RocksDB: The Bedrock of Modern Stateful Applications
RocksDB is an embedded database that manages (key, value) pairs in the disk by a single write process. Originally developed on top of LevelDB (by Google); Meta founded a database that in 10 years, is projected to become the default choice for storage in application mediums.
Adopters
- MyRocks is a MySQL storage engine that was built on top of RocksDB
- MongoRocks is a Mondo DB storage engine that was built on top of RocksDB
- Dragon is a distributed graph query engine
- LogDevice is a distributed data store for logs
- Apache Samza uses RocksDB for State Management in streaming aggregates
Yahoo
- Sherpa is a distributed data store
- CockroachDB is a database with PostgreSQL PostgreSQL-compatible interface that uses RocksDB as a storage engine
- Apache Flink for state management in data streaming aggregates
- Kafka Streams / KSQL for state management in data streaming aggregates
- TiKV for the storage engine
- Uber for task queue
- Apache Doris for metadata management
You can other adopters on the RocksDB wiki page about users and use cases.
Usage Cases
RocksDB supports only one writer process (not thread) and multiple read-only focused instances. Secondary instances (not named as read-only instances) support read-only mode with dynamic catch-up updates from the primary replica that are triggered by the scheduler or some event. They can be run on different hosts which allows for it to distribute a read workload across nodes. But at the same time, secondary instances don't support snapshot-based read and tailing iterators.
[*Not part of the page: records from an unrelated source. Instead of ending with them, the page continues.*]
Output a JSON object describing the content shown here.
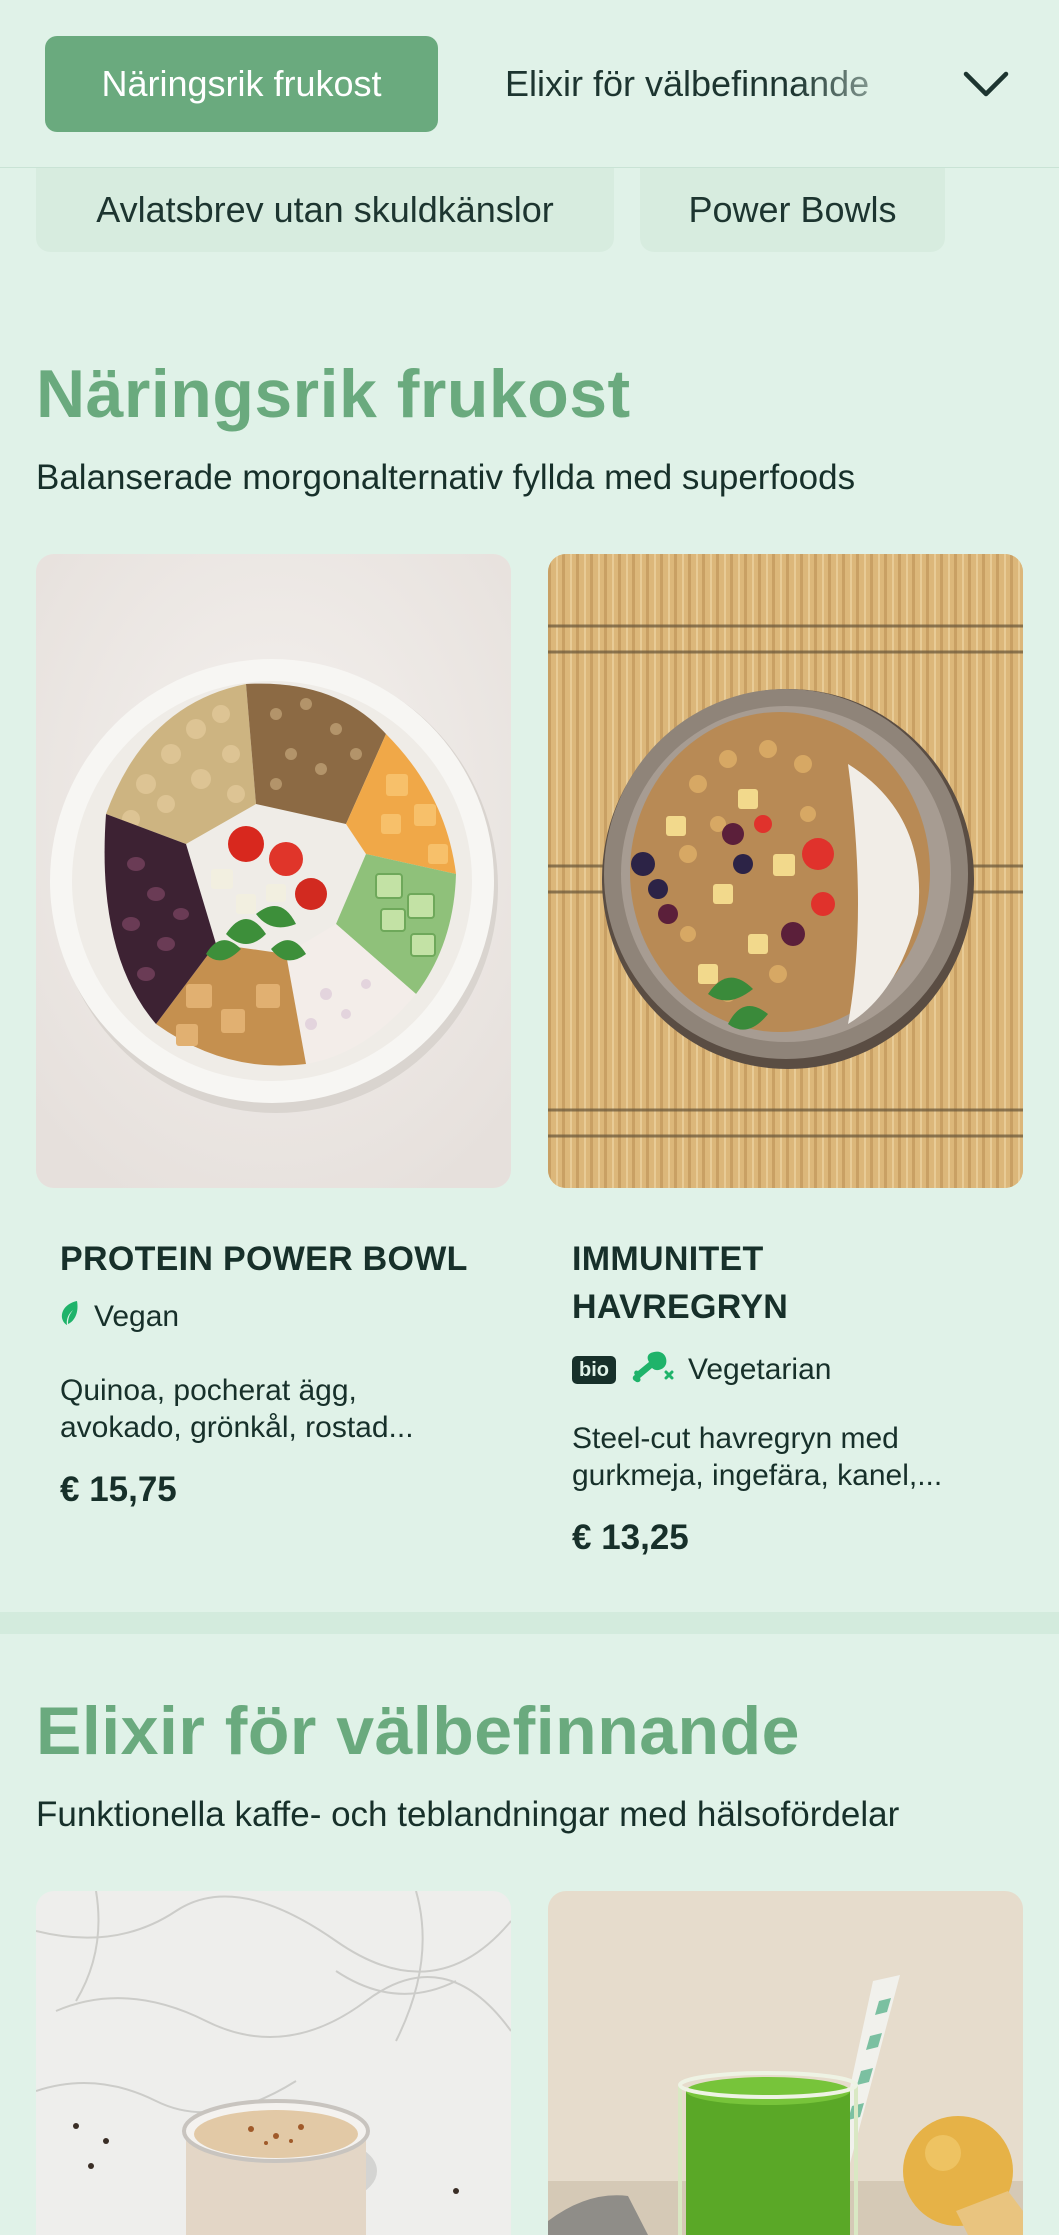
{
  "nav": {
    "tabs": [
      {
        "label": "Näringsrik frukost",
        "active": true
      },
      {
        "label": "Elixir för välbefinnande",
        "active": false
      },
      {
        "label": "Avlatsbrev utan skuldkänslor",
        "active": false
      },
      {
        "label": "Power Bowls",
        "active": false
      }
    ],
    "expand_icon": "chevron-down-icon"
  },
  "sections": [
    {
      "title": "Näringsrik frukost",
      "subtitle": "Balanserade morgonalternativ fyllda med superfoods",
      "products": [
        {
          "name": "PROTEIN POWER BOWL",
          "badges": [],
          "diet": "Vegan",
          "diet_icon": "leaf-icon",
          "description_line1": "Quinoa, pocherat ägg,",
          "description_line2": "avokado, grönkål, rostad...",
          "price": "€ 15,75"
        },
        {
          "name_line1": "IMMUNITET",
          "name_line2": "HAVREGRYN",
          "badges": [
            "bio"
          ],
          "diet": "Vegetarian",
          "diet_icon": "drumstick-crossed-icon",
          "description_line1": "Steel-cut havregryn med",
          "description_line2": "gurkmeja, ingefära, kanel,...",
          "price": "€ 13,25"
        }
      ]
    },
    {
      "title": "Elixir för välbefinnande",
      "subtitle": "Funktionella kaffe- och teblandningar med hälsofördelar",
      "products": [
        {
          "image": "spiced-latte-on-marble"
        },
        {
          "image": "green-juice-with-straw"
        }
      ]
    }
  ],
  "colors": {
    "background": "#e0f2e8",
    "accent": "#6aaa7e",
    "text": "#17302a",
    "diet_icon": "#1fb36a"
  }
}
The main operations that supported are:
- Get and MultiGet
- Put
- Delete and DeleteRange
- Write and WriteBatch
- CompactRange and CompactFiles
- Iterator over records
That makes this database key value-oriented. With different value type support including large files with BlobDB extension that allows to store effectively large files in separate data files (as LOBs in PostgreSQL).
Apache Kvrocks (compatible with Redis protocol) describes how they implemented Redis-related data structures on top of RocksDB here.
Apache Kafka Streams use RocksDB for state management. For example, KTable which represents a stream's snapshot uses KeyValueStore for data management that is implemented by RocksDBStore. But at the same time, KTable does not necessarily materialize as a local store because KTable may persist to a topic. This change was introduced by KAFKA-2856 (commit).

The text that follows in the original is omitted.